Context means everything in a world full of syntax.
So my thought, in turn, finally arrived at the part of the brain that processes logic (the prefrontal cortex? I don’t know, I’m not a neurologist). I had to evaluate Kaepernick’s intentions. Once this had been done, my uneasiness seemed to drift off.
His actions are freedom in its purest form. He is just as American as any six foot six, gnarly bearded, Seal Team Six, Osama-head-exploding soldier.
Alliteration aside, without military servicemembers, America is at the mercy of global geopolitical winds. Sure, we can all disagree on the circumstances in which the military has been employed, but have you ever felt threatened, just for one moment, by an explicit foreign threat?
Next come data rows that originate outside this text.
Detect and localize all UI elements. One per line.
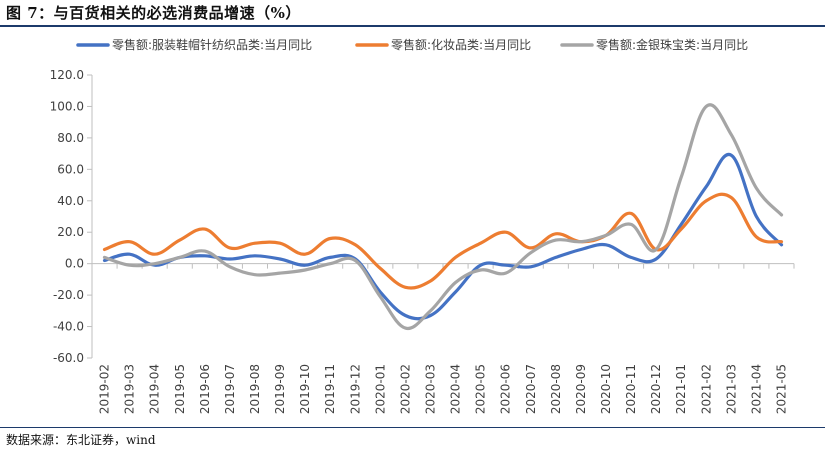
title-rule — [0, 25, 825, 27]
y-tick-label: 40.0 — [57, 194, 84, 208]
y-tick-label: -40.0 — [53, 320, 84, 334]
x-tick-label: 2020-02 — [398, 364, 412, 414]
x-tick-label: 2019-09 — [273, 364, 287, 414]
series-group — [102, 103, 784, 331]
x-tick-label: 2019-04 — [148, 364, 162, 414]
x-tick-label: 2019-11 — [323, 364, 337, 414]
chart-title: 图 7：与百货相关的必选消费品增速（%） — [6, 4, 301, 22]
x-tick-label: 2019-05 — [173, 364, 187, 414]
y-tick-label: 100.0 — [50, 99, 84, 113]
x-tick-label: 2020-06 — [499, 364, 513, 414]
x-tick-label: 2020-07 — [524, 364, 538, 414]
x-tick-label: 2020-04 — [449, 364, 463, 414]
x-tick-label: 2019-10 — [298, 364, 312, 414]
x-tick-label: 2019-02 — [98, 364, 112, 414]
x-tick-label: 2020-11 — [624, 364, 638, 414]
x-tick-label: 2019-03 — [123, 364, 137, 414]
x-tick-label: 2020-01 — [373, 364, 387, 414]
legend: 零售额:服装鞋帽针纺织品类:当月同比 零售额:化妆品类:当月同比 零售额:金银珠宝类… — [76, 37, 748, 52]
y-tick-label: 20.0 — [57, 225, 84, 239]
x-tick-label: 2021-05 — [774, 364, 788, 414]
y-tick-label: 60.0 — [57, 162, 84, 176]
y-tick-label: -20.0 — [53, 288, 84, 302]
source-rule — [0, 427, 825, 428]
x-tick-label: 2021-03 — [724, 364, 738, 414]
legend-label-3: 零售额:金银珠宝类:当月同比 — [596, 37, 748, 52]
y-tick-label: 80.0 — [57, 131, 84, 145]
x-tick-label: 2019-12 — [348, 364, 362, 414]
axes: 120.0 100.0 80.0 60.0 40.0 20.0 0.0 -20.0 -40.0 -… — [50, 68, 795, 414]
y-tick-label: 120.0 — [50, 68, 84, 82]
x-tick-label: 2020-05 — [474, 364, 488, 414]
x-tick-label: 2020-03 — [423, 364, 437, 414]
x-tick-label: 2021-04 — [749, 364, 763, 414]
x-tick-label: 2021-02 — [699, 364, 713, 414]
y-tick-label: -60.0 — [53, 351, 84, 365]
series-line-3 — [102, 103, 784, 331]
x-tick-label: 2019-07 — [223, 364, 237, 414]
y-tick-label: 0.0 — [65, 257, 84, 271]
source-note: 数据来源：东北证券，wind — [6, 433, 156, 447]
x-tick-label: 2020-09 — [574, 364, 588, 414]
x-tick-label: 2019-08 — [248, 364, 262, 414]
x-tick-label: 2020-10 — [599, 364, 613, 414]
x-tick-label: 2021-01 — [674, 364, 688, 414]
legend-label-1: 零售额:服装鞋帽针纺织品类:当月同比 — [112, 37, 312, 52]
x-tick-label: 2019-06 — [198, 364, 212, 414]
legend-label-2: 零售额:化妆品类:当月同比 — [391, 37, 531, 52]
x-tick-label: 2020-12 — [649, 364, 663, 414]
series-line-2 — [102, 192, 784, 290]
x-tick-label: 2020-08 — [549, 364, 563, 414]
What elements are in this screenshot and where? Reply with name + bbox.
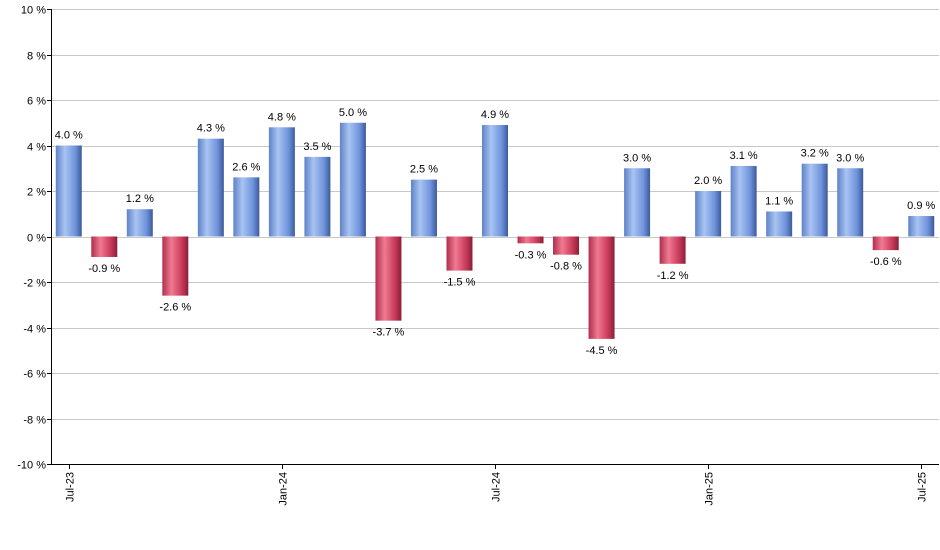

Yeah, me neither. No one should take that for granted, just ask Poland.
But without America, the military servicemember is at the mercy of nihilism. If there is no expression of freedom, there is no cause. The whole institution becomes meaningless.
Men and women in uniform don’t die for a piece of red, white, and blue stitched cloth, probably made in China of all places. They don’t die for the coolest tune written on a boat, crescendoed with a round of fireworks and a badass display of military might flying overhead. They die for what the flag represents. They die for the ideas located in the Constitution.
It doesn’t take long to find the idea for a right to protest.
I say this all because I get the feeling that it is those who are the greatest supporter of military institutions that seem to be so upset by Kaepernick’s kneeling. What I’m simply stating, as one of those people, is that it is those very same people who should be most supportive of him.
Expression of freedom gives rise to the cause. It is the banner by which we fight for. Sometimes I wish North Korea would pop off, so we could obliterate Kim Jong Un’s fat little face. (He just has one of those smug faces that pisses you off). Those people have no freedom. They can’t kneel in protest. Taking a knee means their whole family loses their ability to stand at all. I digress…
Every moment a freedom is expressed, whether we agree with it or not, is a moment that honors those who died for such liberty. This is the simplest truth I can put forward.
As such, I salute you, Colin Kaepernick. You’re not out rioting in the streets. You’re not out torching the stores of hard-working individuals. You are directing debate in a concise and non-violent manner. That is commendable any day of the week.
Now I’m not saying everyone has to agree with the man. Hell, I probably disagree with him on the causes of impartial police brutality. I don’t really think racism is at play here. The problem, I can say with a fair amount of certainty, is the unintended consequences of the drug war, among other bad policies.
That is a discussion for a different day. The moral aptitude and freedom of Kaepernick to express his own opinion in an honorable way should stand regardless.
If you find yourself quite annoyed by his actions, here’s a bit of military advice, always so gracefully expressed, that I learned during my time in the service, “Man the fuck up, drink water, and drive on.”
Give some thought to it. Your thought will arrive at that logical part of the brain soon enough — I swear it’s the prefrontal cortex damnit.